Project Hail Mary tak hanya membawa penonton pada misi penyelamatan bumi. Lebih jauh lagi, film ini mengajarkan arti persahabatan lewat interaksi Grace dengan Rocky (disuarakan oleh James Ortiz), seekor alien cerdas yang membantu Grace menggagalkan upaya astrophage dalam menghantam matahari. Hubungan mereka menyadarkan penonton bahwa pintar saja tak cukup, ilmuwan juga butuh sifat humanis dalam memahami alam semesta. Narasi yang indah bukan? Namun, apakah mutu film ini sama indahnya dengan narasi itu?

Project Hail Mary adalah tipikal film yang mengingatkan kita mengapa kita pergi ke bioskop dan mengapa kita jatuh cinta dengan sinema. Film ini memperdengarkan audio yang begitu jelas, serta mempertunjukkan visual yang memanjakan mata. Tentunya, pengalaman sinematik itu takkan kita rasakan bila kita hanya menontonnya dari layar gawai. Karenanya, aku menyarankanmu untuk menonton film ini dari layar sebesar mungkin, terutama layar IMAX yang di Bandung sendiri hanya tersedia di bioskop XXI Mall Summarecon.

Saat menyaksikan Project Hail Mary di studio IMAX, mulutku tak henti tercengang akan sinematografinya yang memukau. Dialog “amaze, amaze, amaze!” yang diucapkan Rocky adalah kalimat yang bergema dalam ruang hatiku. Audio dalam film ini juga mampu menghasilkan getaran yang terasa langsung pada kursi penonton. Hal itu didukung dengan penempatan scoring atau musik yang mengiringi alur cerita. Daniel Pemberton selaku komposer paham kapan scoring harus terdengar megah dan kapan harus sunyi.

Film ini tak hanya mengandalkan teknis sebagai satu-satunya keunggulan, tetapi juga ditopang oleh akting Gosling yang menonjol. Sebagai pembaca novel Project Hail Mary, aku mengerti mengapa Gosling cocok memerankan Grace. Dalam buku, Grace digambarkan sebagai karakter yang tampak sederhana, namun sebenarnya reflektif. Gosling berhasil menghidupkan karakter ini dengan cara yang tenang dan tidak dramatis, tapi tetap dalam dan emosional.

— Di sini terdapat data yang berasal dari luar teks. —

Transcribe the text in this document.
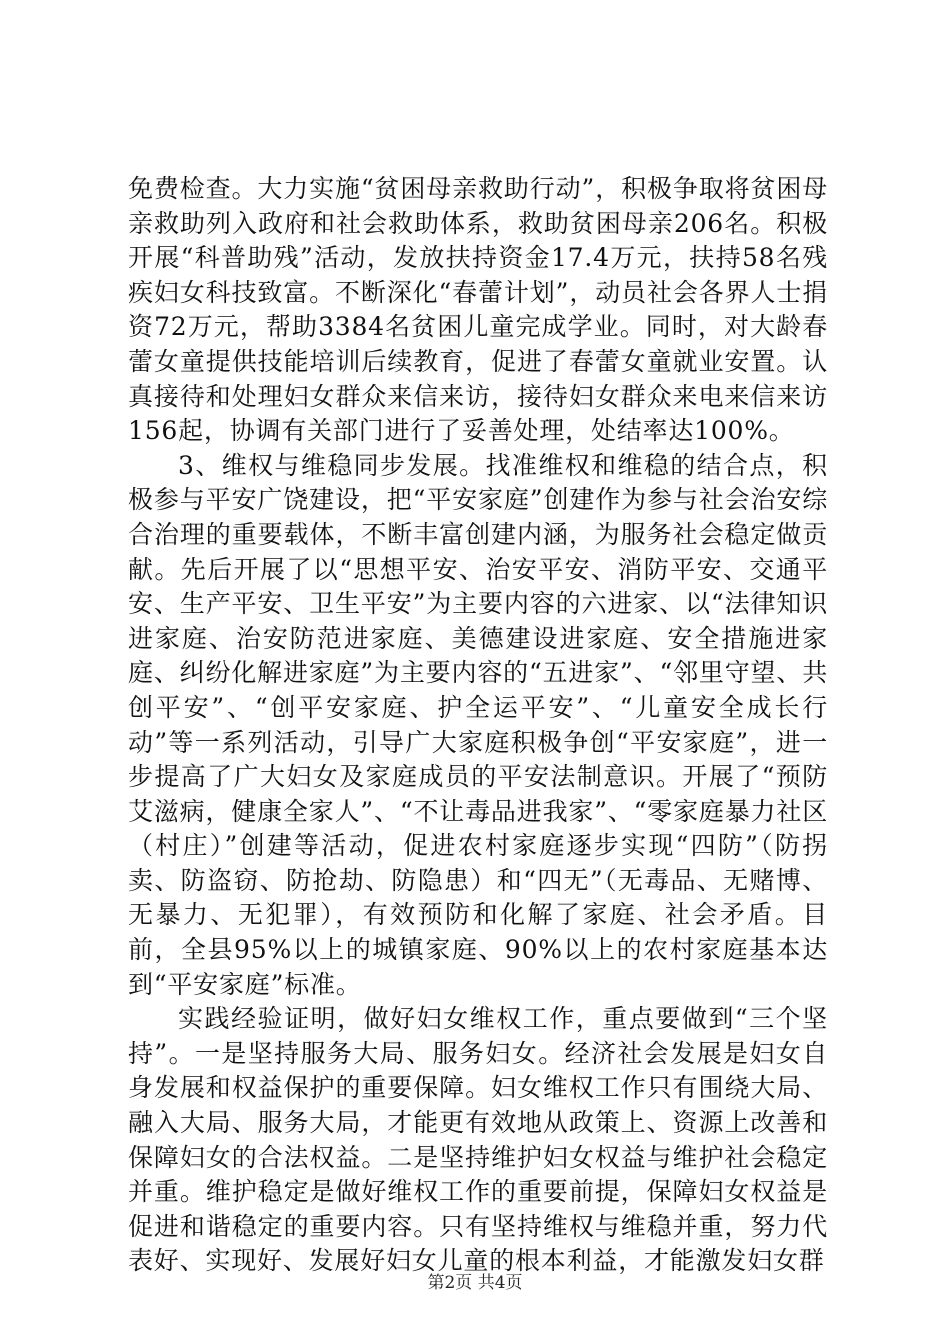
免费检查。大力实施“贫困母亲救助行动”，积极争取将贫困母亲救助列入政府和社会救助体系，救助贫困母亲206名。积极开展“科普助残”活动，发放扶持资金17.4万元，扶持58名残疾妇女科技致富。不断深化“春蕾计划”，动员社会各界人士捐资72万元，帮助3384名贫困儿童完成学业。同时，对大龄春蕾女童提供技能培训后续教育，促进了春蕾女童就业安置。认真接待和处理妇女群众来信来访，接待妇女群众来电来信来访156起，协调有关部门进行了妥善处理，处结率达100%。

3、维权与维稳同步发展。找准维权和维稳的结合点，积极参与平安广饶建设，把“平安家庭”创建作为参与社会治安综合治理的重要载体，不断丰富创建内涵，为服务社会稳定做贡献。先后开展了以“思想平安、治安平安、消防平安、交通平安、生产平安、卫生平安”为主要内容的六进家、以“法律知识进家庭、治安防范进家庭、美德建设进家庭、安全措施进家庭、纠纷化解进家庭”为主要内容的“五进家”、“邻里守望、共创平安”、“创平安家庭、护全运平安”、“儿童安全成长行动”等一系列活动，引导广大家庭积极争创“平安家庭”，进一步提高了广大妇女及家庭成员的平安法制意识。开展了“预防艾滋病，健康全家人”、“不让毒品进我家”、“零家庭暴力社区（村庄）”创建等活动，促进农村家庭逐步实现“四防”（防拐卖、防盗窃、防抢劫、防隐患）和“四无”（无毒品、无赌博、无暴力、无犯罪），有效预防和化解了家庭、社会矛盾。目前，全县95%以上的城镇家庭、90%以上的农村家庭基本达到“平安家庭”标准。

实践经验证明，做好妇女维权工作，重点要做到“三个坚持”。一是坚持服务大局、服务妇女。经济社会发展是妇女自身发展和权益保护的重要保障。妇女维权工作只有围绕大局、融入大局、服务大局，才能更有效地从政策上、资源上改善和保障妇女的合法权益。二是坚持维护妇女权益与维护社会稳定并重。维护稳定是做好维权工作的重要前提，保障妇女权益是促进和谐稳定的重要内容。只有坚持维权与维稳并重，努力代表好、实现好、发展好妇女儿童的根本利益，才能激发妇女群

第2页 共4页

Grace bukan sosok jenius yang serta-merta tahu segalanya, melainkan seorang pembelajar yang terus bergerak maju, meskipun ia menapaki jalan keraguan. Pendekatan inilah yang menjadikannya terasa manusiawi. Project Hail Mary tak semata-mata mengisahkan misi penyelamatan dunia, juga berkisah tentang Grace yang menemukan harapan di tengah kemelutan.

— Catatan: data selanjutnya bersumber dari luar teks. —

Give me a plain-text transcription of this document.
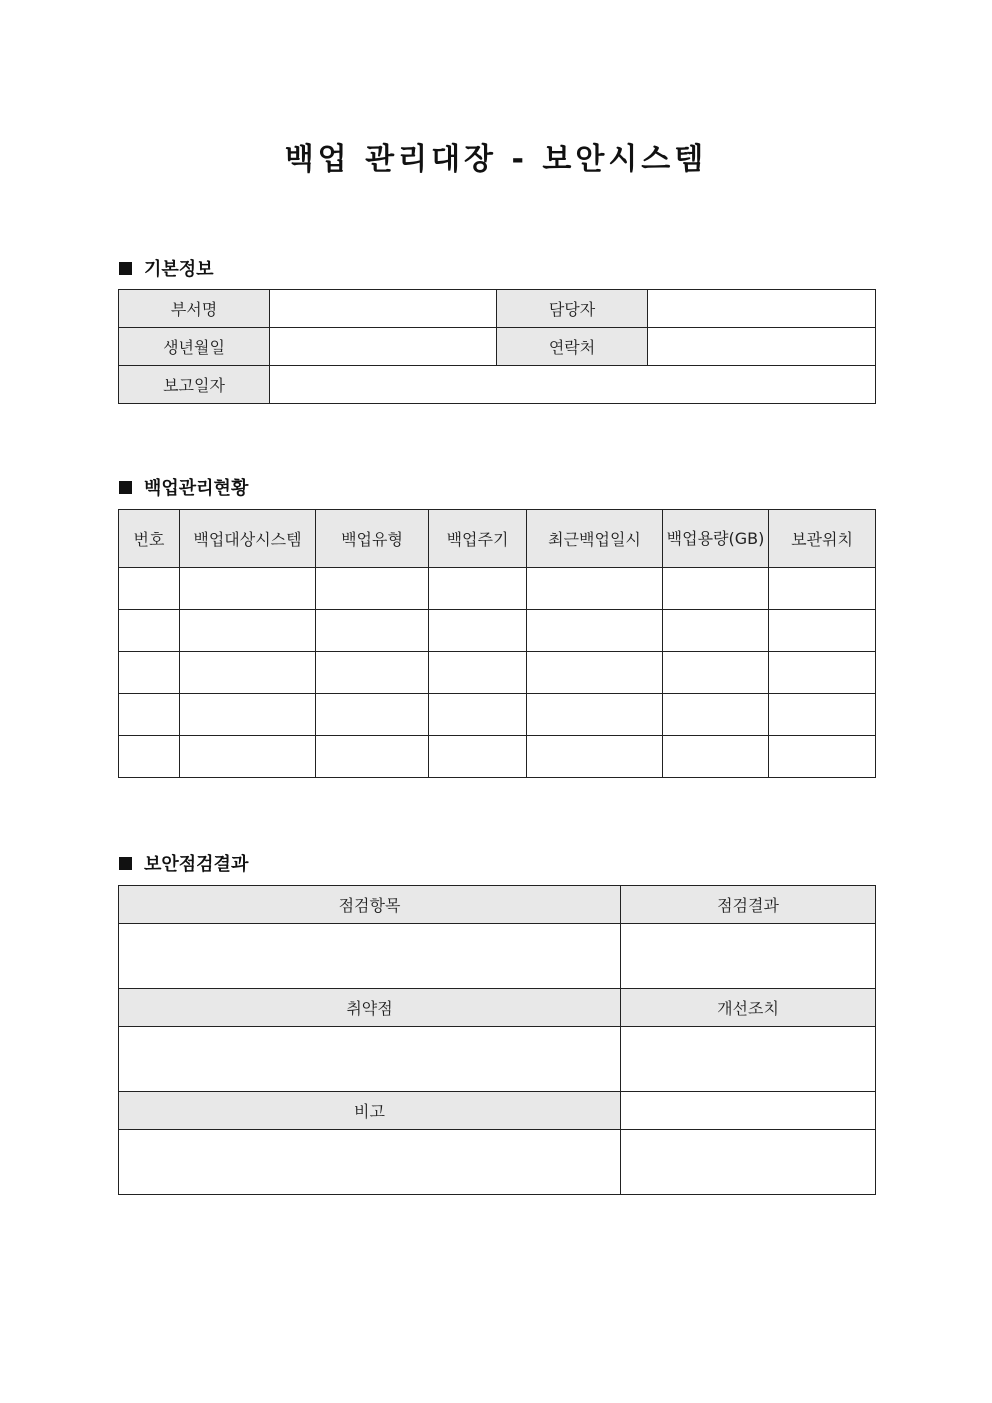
백업 관리대장 - 보안시스템
기본정보
부서명		담당자	
생년월일		연락처	
보고일자			
백업관리현황
번호	백업대상시스템	백업유형	백업주기	최근백업일시	백업용량(GB)	보관위치

보안점검결과
점검항목	점검결과

취약점	개선조치

비고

Kendati demikian, Project Hail Mary tak luput dari keterbatasan. Film ini terbatas pada hal-hal rinci dalam buku yang kurang digali dalam film. Film ini terasa seperti versi ringkas dari novel tebal berjumlah hampir 500 halaman itu. Bagian sains dalam film ini memang tergolong lebih ringan bila dibandingkan dengan film-film fiksi ilmiah lainnya. Namun bagi orang sepertiku yang kesulitan memahami pelajaran sains semasa sekolah, bagian sains dalam film ini justru dapat membuat bingung.

Keterbatasan itu tak mengurangi kelayakan Project Hail Mary untuk ditonton di layar lebar. Film ini patut dilihat dari bangku bioskop karena keseluruhan elemennya berpadu secara harmonis. Mulai dari audiovisual, kekuatan narasi, hingga performa Gosling, semua tampil dengan seimbang. Atas keselarasan inilah, Project Hail Mary digadang-gadang sebagai kandidat yang akan berkontestasi pada ajang penghargaan film tahun depan.